Lagipula inovasi hanya terjadi ketika berada dalam tantangan dan menjalaninya dalam kegembiraan serta keceriaan. Terus berusaha mencari jalan. Intinya membangkitkan semangat kewirausahaan. Karena itulah kami mengajak para UKM berkolaborasi untuk kemudian kami bina. Agen relawan juga kami tuntut supaya punya inisiatif mencari para bayi Nusantara (prematur dan kuning) yang memerlukan pertolongan. Entrepreneurship diperoleh dalam kearifan lokal gotong royong serta berjalan seiring terus bermunculannya inovasi-inovasi baru.
Masyarakat Mandiri
Nyata kita saksikan hari ini bahwa kesadaran kolektif telah memberikan sebangsa sebuah kepastian membangun keutuhan tanpa beban masa lalu. Membuat kita membawa perjalanan sendiri menuju bangsa spektakuler. Ada agen relawan kami di Jonggol yang gemar mengadakan kegiatan-kegiatan sosial di daerah sekitarnya. Bahkan suami-istri ini menggratiskan peminjaman kursi roda. Donasi pun terus berdatangan. Juga komunitas Zona Bombong di Purwokerto yang menjadi mitra kami lewat program Si Bulan (Siaga Ambulans). Siapa pun yang sakit segera dijemput di tempat, lalu diantar ke layanan kesehatan yang ingin dituju.

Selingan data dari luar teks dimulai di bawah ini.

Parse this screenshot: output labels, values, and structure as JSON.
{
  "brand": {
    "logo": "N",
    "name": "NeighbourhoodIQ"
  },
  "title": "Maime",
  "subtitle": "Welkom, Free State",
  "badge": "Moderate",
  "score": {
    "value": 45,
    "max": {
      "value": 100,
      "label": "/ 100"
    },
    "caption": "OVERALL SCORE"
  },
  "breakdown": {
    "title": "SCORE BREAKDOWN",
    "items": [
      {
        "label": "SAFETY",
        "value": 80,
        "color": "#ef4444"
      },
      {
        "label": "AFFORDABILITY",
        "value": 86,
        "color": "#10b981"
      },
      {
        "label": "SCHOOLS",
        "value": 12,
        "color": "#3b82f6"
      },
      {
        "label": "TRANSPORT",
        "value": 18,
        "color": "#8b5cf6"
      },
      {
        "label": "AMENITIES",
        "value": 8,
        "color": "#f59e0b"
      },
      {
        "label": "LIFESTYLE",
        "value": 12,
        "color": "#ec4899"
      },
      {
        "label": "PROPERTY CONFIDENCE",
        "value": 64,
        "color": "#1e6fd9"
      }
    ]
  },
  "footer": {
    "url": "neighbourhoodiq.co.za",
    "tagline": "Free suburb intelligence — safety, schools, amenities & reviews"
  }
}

Langkah serupa juga diambil oleh mitra kami di Aceh: Blood For Life Foundation (BFLF). Belakangan, yayasan ini telah berhasil membuat aplikasi pencari donor darah, Go-Blood. Anda bisa lihat liputannya yang tela ditayangkan CNN Indonesia beberapa waktu lalu. Tak lupa pelayanan prima dari seorang agen relawan kami serta keluarganya di Surabaya (sampai ke pulau Madura) dan penyedia bubur gratis di hari Jumat yang terinspirasi kegiatan kami di Yogyakarta. Ini berdampak sangat masif. Ya. Karena kita proaktif saling mengisi dan melengkapi satu dengan yang lain.

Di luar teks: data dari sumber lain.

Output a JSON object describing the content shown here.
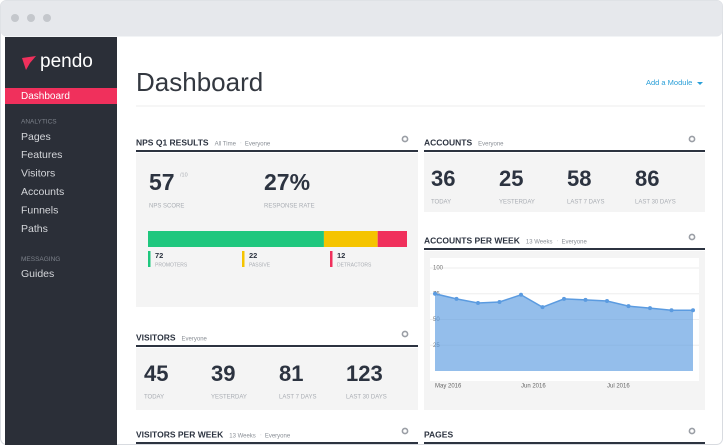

Jaringan yang ada kami manfaatkan guna menunjang pelaksanaan pemberdayaan. Baik kelengkapan sarana-prasarana produksi inkubator, pendekatan strategis terhadap pihak medis maupun non-medis, dan yang terpenting mengangkat warga pra-sejahtera dari keterpurukan. Kami ingin agar mereka yang jauh dari kata sejahtera tergugah bahwa mereka berhak mendapat persamaan dengan kaum berada dalam kualitas pelayanan kesehatan. Mereka pun juga kami ajak menyebarluaskan semangat berbagi dan saling menghidupi. Biar hidupnya tidak pedit (pelit dan kikir). Inilah ikatan persatuan yang menggambarkan Indonesia.
Tak luput perhatian kami akan peningkatan kesejahteraan. Kini kami tengah mengembangkan inkubator khusus untuk bayi kembar. Sudah berkali-kali kami meminjamkan inkubator untuk kembar dua maupun tiga. Tapi yang kami pinjamkan ialah masih hasil dari modifikasi inkubator besar skala rumah sakit yang dikhususkan untuk satu orang bayi saja. Dan masih ada lagi pengembangan yang kami lakukan: pembangkit mini khusus untuk menyalakan inkubator kala mati listrik. Kesadaran kami ini berawal kala melihat betapa sulitnya masyarakat daerah -dan pelosoknya- terjangkau oleh listrik PLN. Enam jam (kurang lebihnya) tanpa listrik harus mereka lewati. Bahkan ada yang lebih parah. Itu kami dapati ketika mengambil inkubator yang telah selesai di pakai minggu lalu ke Rancabungur. Pada kami, sang ibu berujar bahwa listrik di daerahnya mati setiap 8 – 10 jam. Itu masih di Jabodetabek. Lantas bagaimana dengan yang diluar Jawa? Bisa Anda bayangkan sendiri.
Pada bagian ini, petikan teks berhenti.